Now, key money managers have jumped into Novavax, Inc. (NASDAQ:NVAX) headfirst. Citadel Investment Group, managed by Ken Griffin, created the most valuable position in Novavax, Inc. (NASDAQ:NVAX). Citadel Investment Group had $0.4 million invested in the company at the end of the quarter. Mike Vranos’s Ellington also made a $0.2 million investment in the stock during the quarter.
Let’s go over hedge fund activity in other stocks similar to Novavax, Inc. (NASDAQ:NVAX). We will take a look at INTL Fcstone Inc (NASDAQ:INTL), BRP Inc. (NASDAQ:DOOO), Trinseo S.A. (NYSE:TSE), and Delphi Technologies PLC (NYSE:DLPH). This group of stocks’ market values resemble NVAX’s market value.
Ticker | No of HFs with positions | Total Value of HF Positions (x1000) | Change in HF Position |
---|---|---|---|
INTL | 10 | 83773 | 1 |
DOOO | 10 | 52931 | 1 |
TSE | 17 | 26358 | -1 |
DLPH | 19 | 105634 | 2 |
Average | 14 | 67174 | 0.75 |
View table here if you experience formatting issues.
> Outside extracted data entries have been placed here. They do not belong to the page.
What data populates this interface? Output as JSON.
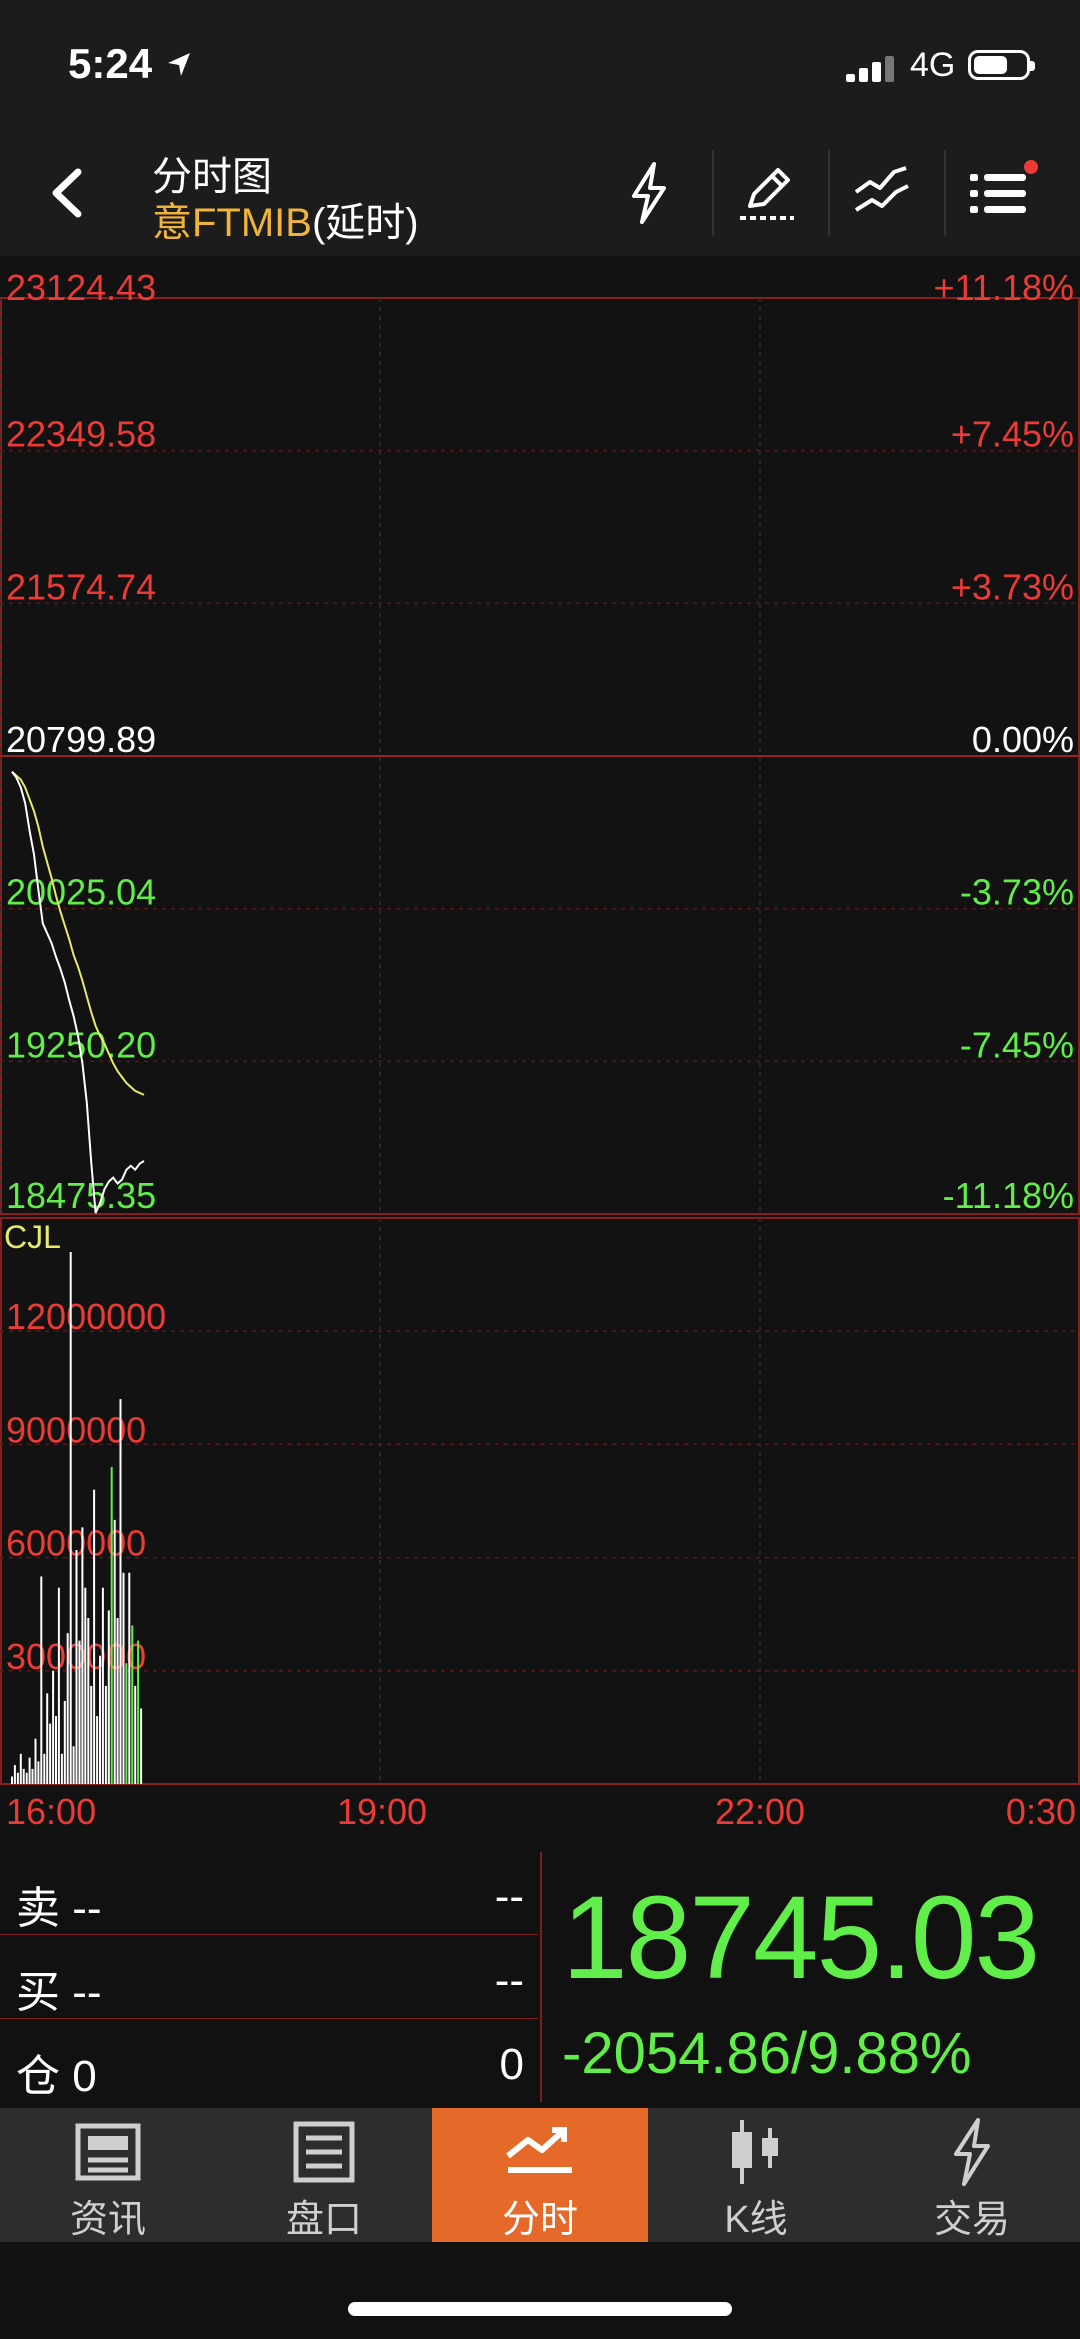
{
  "status_bar": {
    "time": "5:24",
    "network": "4G",
    "battery_level": 0.65
  },
  "header": {
    "title": "分时图",
    "instrument_name": "意FTMIB",
    "delay_label": "(延时)"
  },
  "chart_data": [
    {
      "type": "line",
      "title": "",
      "y_labels_left": [
        "23124.43",
        "22349.58",
        "21574.74",
        "20799.89",
        "20025.04",
        "19250.20",
        "18475.35"
      ],
      "y_labels_right": [
        "+11.18%",
        "+7.45%",
        "+3.73%",
        "0.00%",
        "-3.73%",
        "-7.45%",
        "-11.18%"
      ],
      "ylim": [
        18475.35,
        23124.43
      ],
      "reference_price": 20799.89,
      "x_ticks": [
        "16:00",
        "19:00",
        "22:00",
        "0:30"
      ],
      "series": [
        {
          "color": "#ffffff",
          "values": [
            20720,
            20690,
            20640,
            20560,
            20420,
            20300,
            20120,
            19950,
            19900,
            19850,
            19780,
            19720,
            19650,
            19560,
            19480,
            19380,
            19240,
            19040,
            18740,
            18480,
            18530,
            18600,
            18640,
            18660,
            18630,
            18650,
            18700,
            18720,
            18700,
            18730,
            18745
          ]
        },
        {
          "color": "#e8ea6a",
          "values": [
            20720,
            20700,
            20680,
            20640,
            20580,
            20520,
            20440,
            20340,
            20260,
            20180,
            20090,
            20010,
            19940,
            19870,
            19790,
            19730,
            19660,
            19580,
            19500,
            19430,
            19380,
            19340,
            19290,
            19240,
            19200,
            19170,
            19140,
            19120,
            19100,
            19090,
            19080
          ]
        }
      ]
    },
    {
      "type": "bar",
      "title": "CJL",
      "y_labels": [
        "12000000",
        "9000000",
        "6000000",
        "3000000"
      ],
      "ylim": [
        0,
        15000000
      ],
      "values": [
        200000,
        500000,
        300000,
        800000,
        400000,
        300000,
        700000,
        400000,
        1200000,
        600000,
        5500000,
        800000,
        2400000,
        1600000,
        3000000,
        1800000,
        5200000,
        800000,
        2200000,
        4000000,
        14100000,
        1000000,
        6200000,
        3800000,
        6800000,
        5200000,
        4400000,
        2600000,
        7800000,
        1800000,
        3400000,
        5200000,
        2600000,
        4600000,
        8400000,
        7000000,
        4400000,
        10200000,
        5600000,
        3200000,
        5600000,
        4200000,
        2600000,
        3800000,
        2000000
      ],
      "green_indices": [
        34,
        39,
        41,
        43
      ]
    }
  ],
  "quote_panel": {
    "sell_label": "卖 --",
    "sell_value": "--",
    "buy_label": "买 --",
    "buy_value": "--",
    "position_label": "仓 0",
    "position_value": "0",
    "last_price": "18745.03",
    "change": "-2054.86/9.88%"
  },
  "tabs": [
    {
      "label": "资讯",
      "icon": "newspaper-icon"
    },
    {
      "label": "盘口",
      "icon": "order-book-icon"
    },
    {
      "label": "分时",
      "icon": "intraday-chart-icon"
    },
    {
      "label": "K线",
      "icon": "candlestick-icon"
    },
    {
      "label": "交易",
      "icon": "lightning-trade-icon"
    }
  ],
  "colors": {
    "up": "#ec3a36",
    "down": "#62ee4a",
    "accent": "#e56a2a",
    "avg_line": "#e8ea6a",
    "gold": "#f0b43c"
  }
}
As you can see these stocks had an average of 14 hedge funds with bullish positions and the average amount invested in these stocks was $67 million. That figure was $11 million in NVAX’s case. Delphi Technologies PLC (NYSE:DLPH) is the most popular stock in this table. On the other hand INTL Fcstone Inc (NASDAQ:INTL) is the least popular one with only 10 bullish hedge fund positions. Compared to these stocks Novavax, Inc. (NASDAQ:NVAX) is even less popular than INTL. Hedge funds clearly dropped the ball on NVAX as the stock delivered strong returns, though hedge funds’ consensus picks still generated respectable returns. Our calculations showed that top 10 most popular stocks among hedge funds returned 41.4% in 2019 and outperformed the S&P 500 ETF (SPY) by 10.1 percentage points. These stocks gained 8.3% in 2020 through the end of May and still beat the market by 13.2 percentage points. A small number of hedge funds were also right about betting on NVAX as the stock returned 239% so far in the second quarter and outperformed the market by an even larger margin.